Proper respect for the separation of powers requires that, as to most laws subjected to challenge, the court will show great deference to the legislature. In most such cases, the court applies what is called “rational basis” review. Under this type of review, a statute will be found constitutional if it can be said that it is rationally related to a legitimate state goal or purpose.
Some challenged laws, however, call for what is called a “heightened scrutiny” by the courts. When the statute in question burdens a “fundamental right” or a “suspect class”, it must pass a more rigorous test in order to satisfy the constitutions. The goal or purpose being sought must be deemed a “compelling state interest” and the means implemented toward that goal must be “narrowly tailored” toward that end.
There are a couple different potential remedies that flow from the constitutional violations found by this Court and there is one overarching practicality. That practical consideration is that all parties have stipulated that review of this case by the State Supreme Court will occur and be expeditiously pursued. That body will, as it should, write indelibly on the same slate on which this Court has been scratching. Whether it agrees with some, all or none of what this Court has said, there can be no doubt that the Supreme Court will clearly articulate to the parties, to the legislature and to the public what should next occur. It also may well be that during the pendency of this appellate review, the legislature will enact some changes in the laws that could impact the Supreme Court’s analysis. Since these are issues purely of law, that circumstance should not necessitate a remand without issuance of some definitive high court ruling.

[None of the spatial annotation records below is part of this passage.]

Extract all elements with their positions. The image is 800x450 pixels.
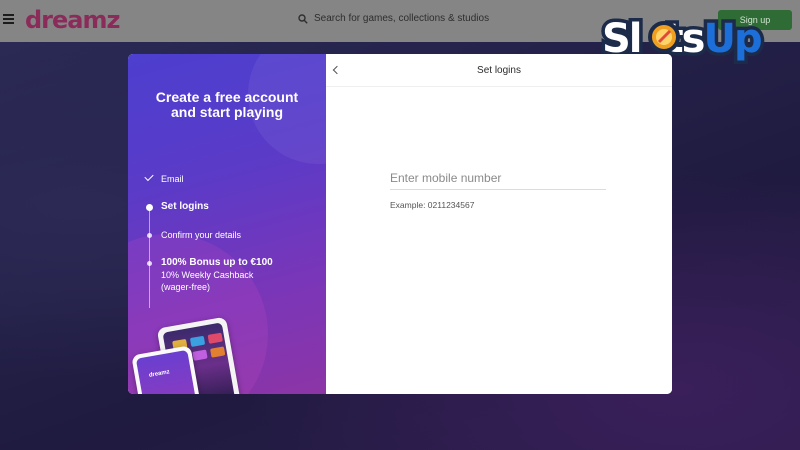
current-step-dot bbox=[146, 204, 153, 211]
step-email: Email bbox=[142, 171, 184, 185]
step-label: Email bbox=[161, 174, 184, 184]
search-bar[interactable]: Search for games, collections & studios bbox=[298, 13, 489, 24]
step-dot bbox=[147, 261, 152, 266]
step-dot bbox=[147, 233, 152, 238]
mobile-number-input[interactable] bbox=[390, 166, 606, 190]
search-icon bbox=[298, 13, 308, 24]
phone-front: dreamz bbox=[131, 345, 201, 394]
mobile-example-hint: Example: 0211234567 bbox=[390, 200, 475, 210]
step-bonus: 100% Bonus up to €100 10% Weekly Cashbac… bbox=[142, 257, 282, 293]
form-title: Set logins bbox=[477, 65, 521, 76]
step-set-logins: Set logins bbox=[142, 201, 209, 213]
check-icon bbox=[144, 171, 154, 182]
step-confirm-details: Confirm your details bbox=[142, 229, 241, 241]
bonus-sublabel: 10% Weekly Cashback (wager-free) bbox=[161, 270, 254, 292]
bonus-label: 100% Bonus up to €100 bbox=[161, 257, 273, 268]
step-label: Confirm your details bbox=[161, 230, 242, 240]
form-panel: Set logins Example: 0211234567 bbox=[326, 54, 672, 394]
menu-icon[interactable] bbox=[3, 14, 14, 24]
step-label: Set logins bbox=[161, 201, 209, 212]
site-logo[interactable]: dreamz bbox=[25, 6, 120, 34]
signup-modal: Create a free account and start playing … bbox=[128, 54, 672, 394]
promo-title: Create a free account and start playing bbox=[155, 89, 299, 120]
phone-logo: dreamz bbox=[135, 349, 197, 394]
form-header: Set logins bbox=[326, 54, 672, 87]
search-placeholder: Search for games, collections & studios bbox=[314, 13, 490, 24]
phones-illustration: dreamz bbox=[131, 316, 326, 394]
promo-panel: Create a free account and start playing … bbox=[128, 54, 326, 394]
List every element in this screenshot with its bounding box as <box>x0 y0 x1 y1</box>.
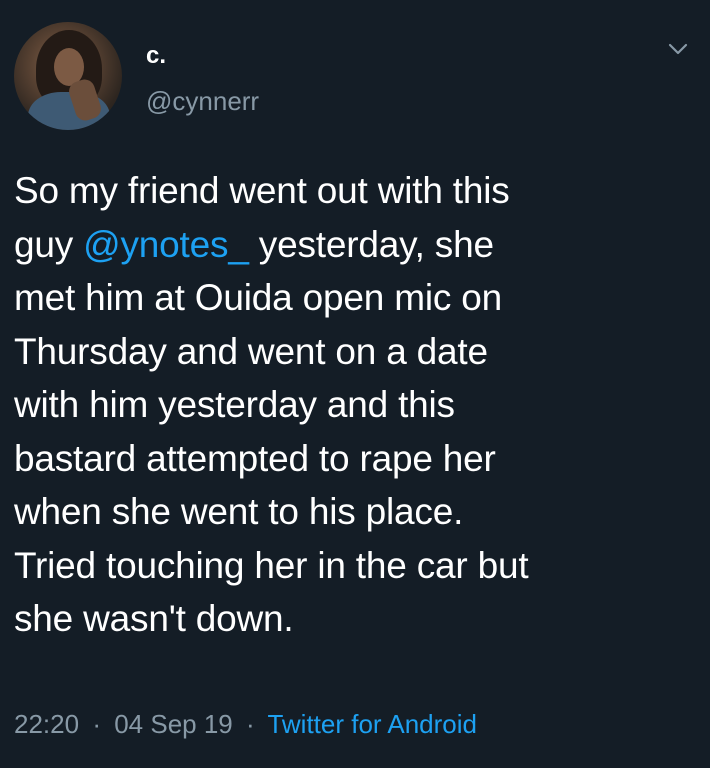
tweet-text-segment: when she went to his place. <box>14 491 464 532</box>
tweet-card: c. @cynnerr So my friend went out with t… <box>0 0 710 768</box>
tweet-text-segment: So my friend went out with this <box>14 170 510 211</box>
tweet-text-segment: yesterday, she <box>248 223 494 265</box>
tweet-meta: 22:20 · 04 Sep 19 · Twitter for Android <box>14 707 477 741</box>
meta-separator: · <box>246 709 255 739</box>
tweet-source-link[interactable]: Twitter for Android <box>267 709 477 739</box>
author-display-name[interactable]: c. <box>146 42 166 70</box>
tweet-text-line: with him yesterday and this <box>14 378 694 432</box>
author-username[interactable]: @cynnerr <box>146 86 259 116</box>
tweet-text-line: Tried touching her in the car but <box>14 539 694 593</box>
tweet-time[interactable]: 22:20 <box>14 709 79 739</box>
mention-link[interactable]: @ynotes_ <box>83 224 249 265</box>
tweet-text-segment: with him yesterday and this <box>14 384 455 425</box>
tweet-text-segment: Tried touching her in the car but <box>14 544 529 586</box>
tweet-text-segment: guy <box>14 223 84 265</box>
tweet-text-segment: she wasn't down. <box>14 598 294 639</box>
tweet-text-segment: Thursday and went on a date <box>14 330 488 372</box>
tweet-text-line: Thursday and went on a date <box>14 325 694 379</box>
tweet-date[interactable]: 04 Sep 19 <box>114 709 233 739</box>
tweet-text-segment: met him at Ouida open mic on <box>14 277 502 318</box>
tweet-text-line: she wasn't down. <box>14 592 694 646</box>
tweet-text: So my friend went out with this guy @ynot… <box>14 164 694 646</box>
tweet-text-line: So my friend went out with this <box>14 164 694 218</box>
tweet-text-segment: bastard attempted to rape her <box>14 437 496 479</box>
tweet-text-line: guy @ynotes_ yesterday, she <box>14 218 694 272</box>
avatar[interactable] <box>14 22 122 130</box>
tweet-text-line: met him at Ouida open mic on <box>14 271 694 325</box>
meta-separator: · <box>92 709 101 739</box>
chevron-down-icon[interactable] <box>668 42 688 56</box>
tweet-text-line: when she went to his place. <box>14 485 694 539</box>
tweet-text-line: bastard attempted to rape her <box>14 432 694 486</box>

Now does this sound like activism on the part of any of these three courts? Are they legislating from the bench? Or are the doing their job and viewing arguements in the light of mandated State and Constitutional law? When one takes the actual time to read through these three decisions, the answer becomes obvious.
The exact same whining and name calling took place during the period between the Perez decision in 1948 and the final Supreme Court ruling on interracial marriage, Loving v Virginia, in 1967. In fact, almost the exact same arguments were used and almost the exact same states had anti-miscegenation laws as have anti-gay marriage laws today. Is it any wonder that some of these politicians want to legislate laws making it illegal for the courts to consider cases involving gay marriage?
Truth is, they know what's going to happen.